George Russell has stated that after Lewis Hamilton leaves for Ferrari, assuming the de facto “team leader” position at Mercedes will be the “next step in my journey.”
When Andrea Kimi Antonelli enters Formula 1 the following year, Russell will be driving alongside a rookie teammate, making him the Silver Arrows’ seasoned driver in 2025.
Russell has already prevailed in the season-long Mercedes driver competition for 2024, but Hamilton has won six of his seven World Championships to yet.
It’s Hamilton who leads in the points as it stands, though, with Russell having been stripped of victory in Belgium for his car having been underweight.
But having partnered the most statistically successful driver in the sport’s history for the last three seasons, Russell said he feels “ready in every way” to be a title challenger in his own right next year.
“This is the next step in my journey,” Russell told German publication Auto Motor und Sport when asked about taking on the ‘team leader’ role at Mercedes in 2025.
“I’ll have been in the team for four years and part of the Mercedes family for eight or nine years. I feel ready in every way to fight for the World Championship in 2025.
“I also feel ready to be a little better together with the team every race and to help develop the car further.
“Next year we will build on what Lewis and I have sown over the last three years.”
Having driven for three years at a then-struggling Williams, Russell graduated to Mercedes in place of Valtteri Bottas in 2022 – with that first season alongside Hamilton proving a baptism of fire for both driver and team as they were largely unable to match Red Bull and Ferrari in Formula 1’s new ground-effect regulations.
But with that, the Briton said valuable lessons were learned while partnering the seven-time World Champion, which Antonelli will find by driving for a title-winning team from the off in his career.
“When you’re thrown in at the deep end, you learn faster,” Russell said.

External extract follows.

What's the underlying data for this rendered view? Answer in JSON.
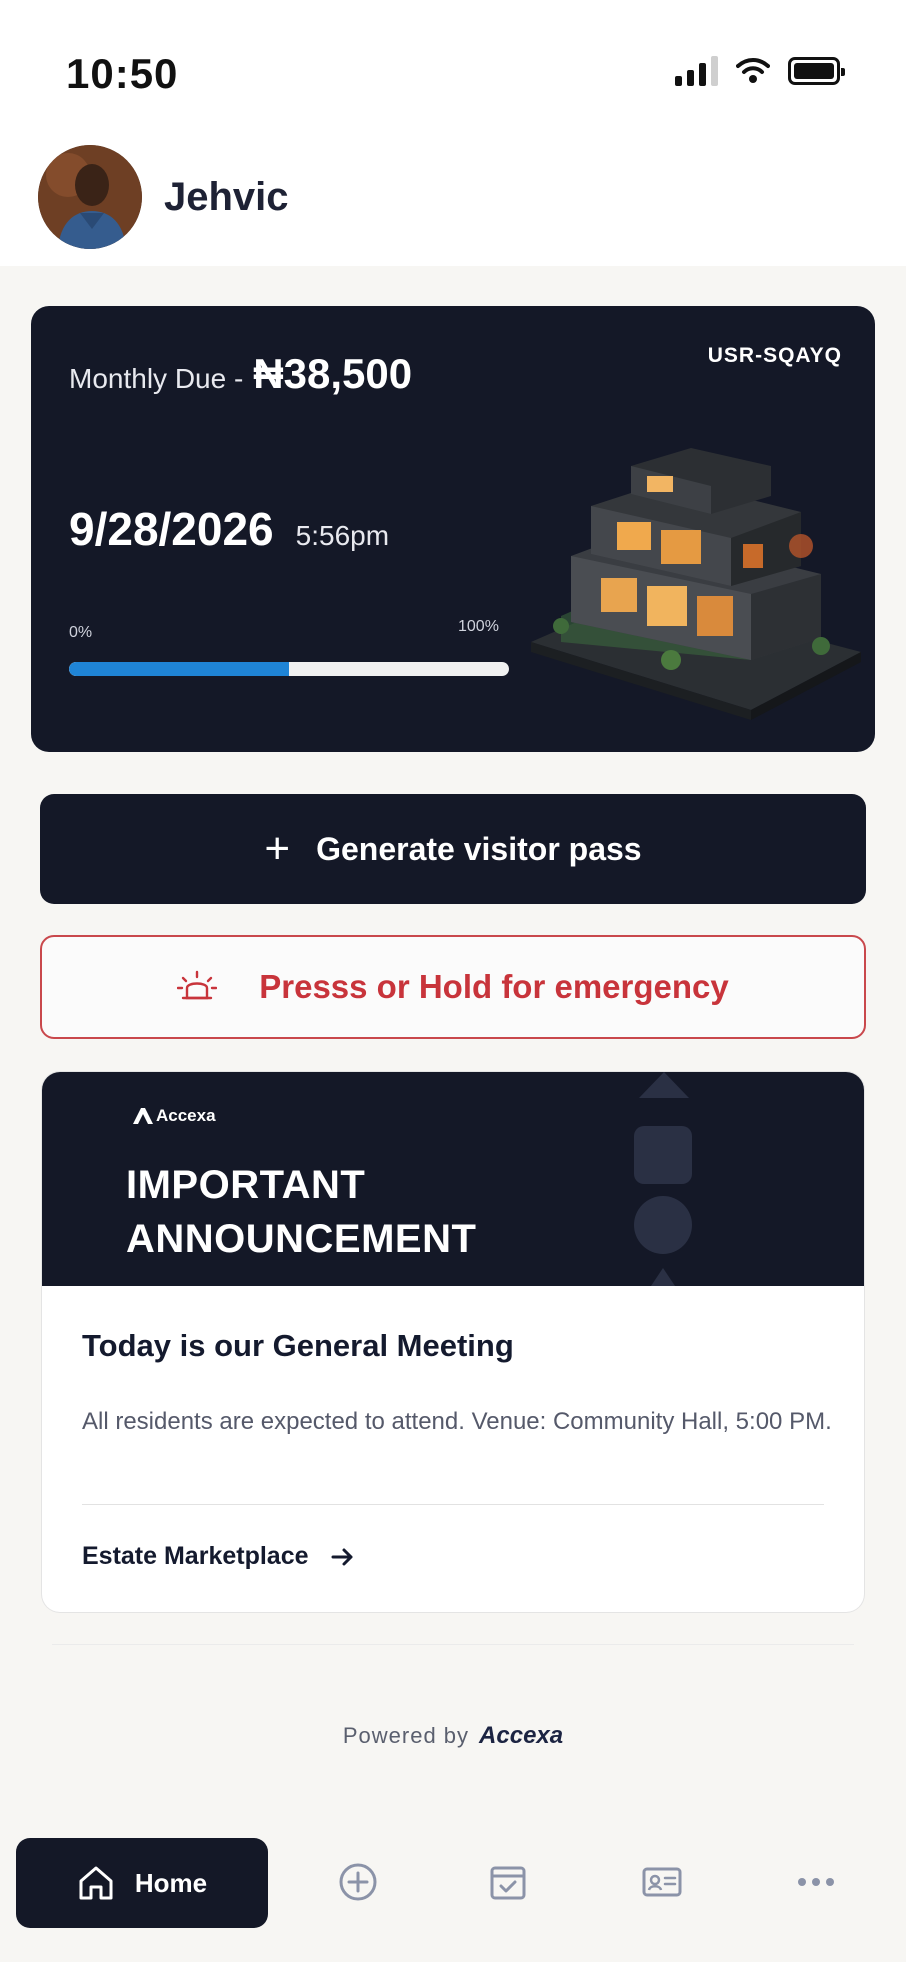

“From my experience I can say that I learned more in my first year alongside Lewis than in my three years at Williams.
“Every driver who has won championships in their career is fast. You can put him in a top team in his first year, like Lewis once did at McLaren.
“I’m sure that Charles [Leclerc] at Ferrari or Max [Verstappen] at Red Bull would have done a good job in a smaller team even without the pre-season preparation.
“Maybe at the expense of one or two mistakes, but that’s part of it. Kimi will learn from this. You either have the speed or you don’t. Kimi has it.”